Глава двадцать первая

Когда начало светать, громкое пение птиц разбудило Артыка. Он встал, потянулся, сонными глазами посмотрел по сторонам. Темное еще, словно затянутое синим сукном, небо быстро светлело. Звезды гасли одна за другой, а на востоке разгорался багряно-красный костер зари. Под легким утренним ветерком огромное поле высокой пшеницы колыхалось, как море. Высоко над головой жаворонки радостно приветствовали восход солнца.

Артык надел короткий грубошерстный чекмень, подпоясался платком и, взяв в руки остро наточенный серп, подошел к краю поля. Сильным, широким взмахом он ударил серпом в чащу колосьев, они хлестнули его в подбородок, и в лицо пахнуло чем-то удушливым. Артык поднял голову и чихнул. Ветер отнес в сторону поднявшееся над колосьями розовое облачко пыли. Пшеница перестаивала - надо было спешить.

Солнце поднималось все выше. Сильное тело Артыка, казалось, не знало усталости. Палящие лучи солнца все сильнее жгли плечи, осыпавшаяся с колосьев розовая пыль затрудняла дыхание, но он, едва успевая смахивать ладонью или рукавом чекменя пот, струившийся из-под шапки, все шел и шел вперед, подрезая серпом упругие стебли пшеницы.
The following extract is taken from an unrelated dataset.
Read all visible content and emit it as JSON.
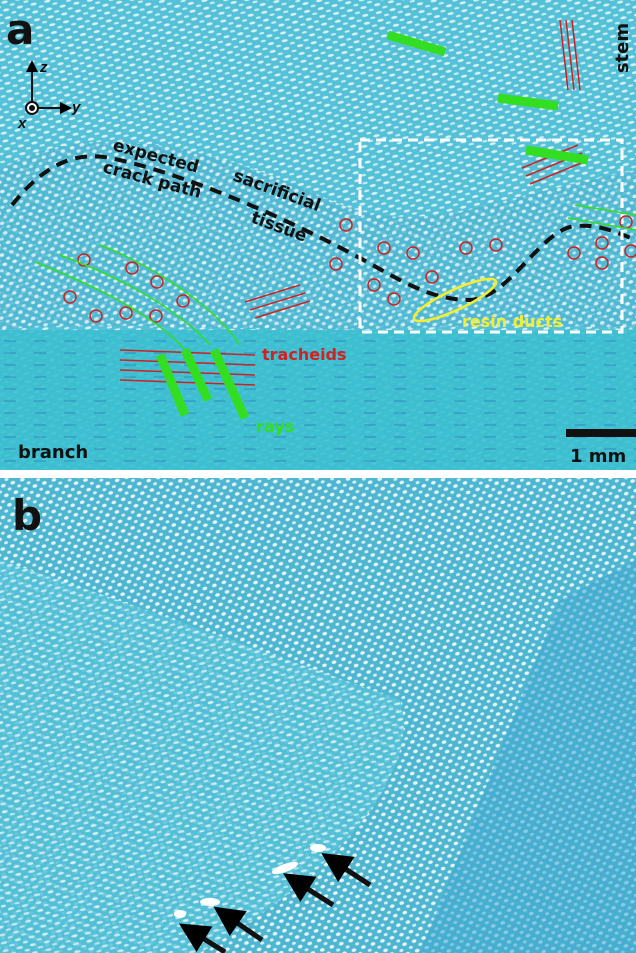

Артык спешил закончить полоску. Несколько дней тому назад к нему подошли человек шесть белуджей и заявили на ломаном языке: "Мы народ афганский, жать пшеницу знаем!" Артык угостил их дыней и сказал: "Идите к баям, у них много посева. А мы - сами жнецы!" Теперь он слушал, как на земле Халназар-бая тоскливо пели эти белуджи, а у Меле-бая шумели курды. Слушал - и благодарил судьбу за то, что он пока еще не таков, как эти несчастные люди, бросившие свои семьи и пустившиеся на поиски работы и куска хлеба в чужие края.
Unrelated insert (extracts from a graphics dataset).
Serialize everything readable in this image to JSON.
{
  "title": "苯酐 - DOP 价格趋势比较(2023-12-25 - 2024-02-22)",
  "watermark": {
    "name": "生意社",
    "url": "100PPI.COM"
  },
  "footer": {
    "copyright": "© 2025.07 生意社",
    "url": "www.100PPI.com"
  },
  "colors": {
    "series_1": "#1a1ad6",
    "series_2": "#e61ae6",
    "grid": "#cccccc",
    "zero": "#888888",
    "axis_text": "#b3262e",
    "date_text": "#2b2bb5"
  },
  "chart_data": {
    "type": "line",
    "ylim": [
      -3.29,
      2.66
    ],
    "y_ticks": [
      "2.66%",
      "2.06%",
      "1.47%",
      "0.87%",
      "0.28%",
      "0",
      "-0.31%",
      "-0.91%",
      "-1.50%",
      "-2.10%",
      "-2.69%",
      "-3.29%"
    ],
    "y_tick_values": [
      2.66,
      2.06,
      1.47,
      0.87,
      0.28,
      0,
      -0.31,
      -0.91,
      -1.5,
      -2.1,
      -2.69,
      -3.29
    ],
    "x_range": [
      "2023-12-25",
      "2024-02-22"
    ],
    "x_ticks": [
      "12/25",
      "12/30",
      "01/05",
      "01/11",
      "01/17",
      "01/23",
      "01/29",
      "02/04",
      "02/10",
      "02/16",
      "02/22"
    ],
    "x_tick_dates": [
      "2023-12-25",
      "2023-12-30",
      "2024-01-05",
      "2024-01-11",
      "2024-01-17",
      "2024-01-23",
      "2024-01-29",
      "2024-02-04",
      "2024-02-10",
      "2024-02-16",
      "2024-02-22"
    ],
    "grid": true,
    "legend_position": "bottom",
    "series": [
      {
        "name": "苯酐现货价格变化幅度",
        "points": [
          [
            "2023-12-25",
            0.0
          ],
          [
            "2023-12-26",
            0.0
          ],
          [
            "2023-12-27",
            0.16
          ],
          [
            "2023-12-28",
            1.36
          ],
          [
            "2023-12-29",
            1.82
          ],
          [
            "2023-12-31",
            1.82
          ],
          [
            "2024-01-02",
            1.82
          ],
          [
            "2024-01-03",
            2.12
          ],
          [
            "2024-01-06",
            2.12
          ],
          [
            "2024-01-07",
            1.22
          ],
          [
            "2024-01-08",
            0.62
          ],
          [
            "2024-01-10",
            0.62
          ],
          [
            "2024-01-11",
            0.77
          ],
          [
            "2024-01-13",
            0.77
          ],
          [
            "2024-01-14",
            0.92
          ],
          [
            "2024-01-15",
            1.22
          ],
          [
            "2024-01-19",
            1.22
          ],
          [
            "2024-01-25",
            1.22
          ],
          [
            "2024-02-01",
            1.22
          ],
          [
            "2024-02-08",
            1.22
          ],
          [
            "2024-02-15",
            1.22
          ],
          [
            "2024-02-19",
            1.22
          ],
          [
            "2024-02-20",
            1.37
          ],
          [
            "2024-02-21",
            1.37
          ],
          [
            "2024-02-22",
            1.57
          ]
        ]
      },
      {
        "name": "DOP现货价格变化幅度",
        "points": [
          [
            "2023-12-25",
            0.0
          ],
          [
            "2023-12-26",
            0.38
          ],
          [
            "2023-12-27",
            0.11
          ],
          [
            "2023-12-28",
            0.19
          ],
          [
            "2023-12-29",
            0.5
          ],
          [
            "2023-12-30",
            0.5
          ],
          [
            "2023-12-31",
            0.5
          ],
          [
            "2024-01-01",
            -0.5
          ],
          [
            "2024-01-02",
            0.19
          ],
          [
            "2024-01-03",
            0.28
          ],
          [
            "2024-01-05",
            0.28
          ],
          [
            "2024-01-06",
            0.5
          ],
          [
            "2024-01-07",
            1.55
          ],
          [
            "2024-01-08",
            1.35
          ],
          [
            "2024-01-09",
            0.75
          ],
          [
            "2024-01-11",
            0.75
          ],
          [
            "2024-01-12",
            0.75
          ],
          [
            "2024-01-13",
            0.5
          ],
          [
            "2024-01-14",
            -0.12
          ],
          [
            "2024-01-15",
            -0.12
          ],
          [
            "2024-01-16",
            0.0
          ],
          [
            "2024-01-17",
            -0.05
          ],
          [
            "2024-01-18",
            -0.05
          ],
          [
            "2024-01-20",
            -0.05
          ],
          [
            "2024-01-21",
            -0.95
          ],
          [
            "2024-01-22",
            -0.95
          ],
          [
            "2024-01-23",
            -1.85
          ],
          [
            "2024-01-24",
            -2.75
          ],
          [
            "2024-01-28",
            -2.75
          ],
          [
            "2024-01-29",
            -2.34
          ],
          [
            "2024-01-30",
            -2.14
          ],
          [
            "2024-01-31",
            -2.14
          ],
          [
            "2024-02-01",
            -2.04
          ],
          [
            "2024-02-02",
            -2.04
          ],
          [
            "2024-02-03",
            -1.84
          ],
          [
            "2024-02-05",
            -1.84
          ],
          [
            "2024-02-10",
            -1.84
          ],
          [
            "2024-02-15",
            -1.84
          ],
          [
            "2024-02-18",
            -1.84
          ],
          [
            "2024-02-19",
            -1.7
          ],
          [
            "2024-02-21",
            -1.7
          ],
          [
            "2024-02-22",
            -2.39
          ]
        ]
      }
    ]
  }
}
Одно желание владело Артыком в эти дни: поскорее собрать урожай, обзавестись конем и... увезти Айну. Беспокоила мысль о предстоящем наборе на тыловые работы, но она как-то отступала перед другой, более острой тревогой: "А что будет с матерью, с Шекер?" Его семья могла стать жертвой мести Халназаров после их неудач-

ного сватовства. Такой позор смывается только кровью. Артыка не так изнуряла жатва от зари до зари, как безотрадные думы.
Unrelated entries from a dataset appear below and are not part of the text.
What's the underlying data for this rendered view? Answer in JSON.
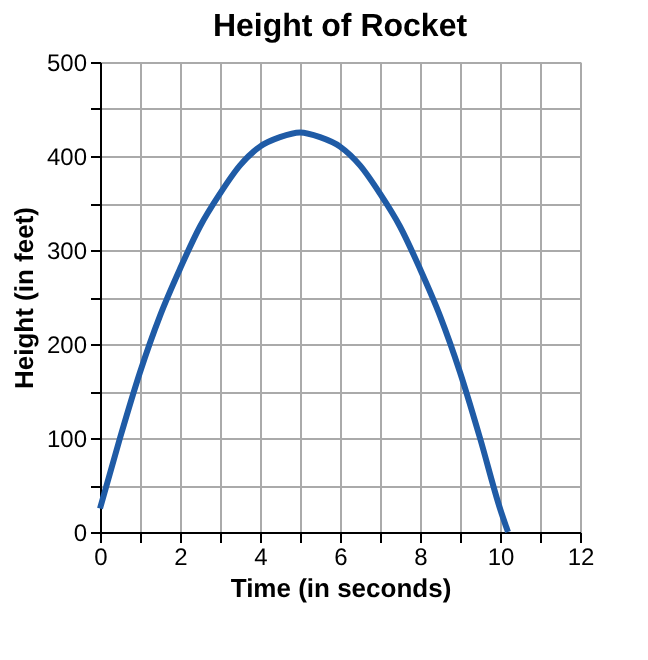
{
  "chart_data": {
    "type": "line",
    "title": "Height of Rocket",
    "xlabel": "Time (in seconds)",
    "ylabel": "Height (in feet)",
    "x": [
      0,
      0.5,
      1,
      1.5,
      2,
      2.5,
      3,
      3.5,
      4,
      4.5,
      5,
      5.5,
      6,
      6.5,
      7,
      7.5,
      8,
      8.5,
      9,
      9.5,
      10,
      10.2
    ],
    "series": [
      {
        "color": "#1f5ba6",
        "values": [
          25,
          100,
          170,
          230,
          280,
          325,
          360,
          390,
          410,
          420,
          425,
          420,
          410,
          390,
          360,
          325,
          280,
          230,
          170,
          100,
          25,
          0
        ]
      }
    ],
    "xlim": [
      0,
      12
    ],
    "ylim": [
      0,
      500
    ],
    "xticks": [
      0,
      {
        "value": 1,
        "label": null
      },
      2,
      {
        "value": 3,
        "label": null
      },
      4,
      {
        "value": 5,
        "label": null
      },
      6,
      {
        "value": 7,
        "label": null
      },
      8,
      {
        "value": 9,
        "label": null
      },
      10,
      {
        "value": 11,
        "label": null
      },
      12
    ],
    "yticks": [
      0,
      {
        "value": 50,
        "label": null
      },
      100,
      {
        "value": 150,
        "label": null
      },
      200,
      {
        "value": 250,
        "label": null
      },
      300,
      {
        "value": 350,
        "label": null
      },
      400,
      {
        "value": 450,
        "label": null
      },
      500
    ],
    "grid": true,
    "marker": "none",
    "line_style": "solid"
  }
}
Он утолил голод сухой лепешкой, а жажду - дыней и прилег отдохнуть на горячую землю, положив голову на ладони. Солнце нещадно палило, в голове билась все та же тревожная мысль. Долго лежал он в каком-то тяжелом полузабытьи. И вдруг перед глазами его встало видение:

Скачут, скачут всадники, вихрится пыль... Вот они осаживают коней возле кибитки, хватают Шекер. "О мама!" - раздается отчаянный вопль сестренки... Вот Нурджахан, выбежав из кибитки, бросается на помощь Шекер.Ее сильным ударом отбрасывают в сторону, и она падает головой в песок... Удаляется, как в тумане, расплывается залитое слезами лицо сестры. Встает перед глазами лицо матери, с окровавленным ртом, широко раскрытые глаза ее наполнены мукой...

Артык вскочил на ноги и пошатнулся. Все кружилось у него перед глазами. Необозримое пшеничное поле колебалось из края в край...

Когда он вновь принялся жать, руки его дрожали, а колосья валились из рук.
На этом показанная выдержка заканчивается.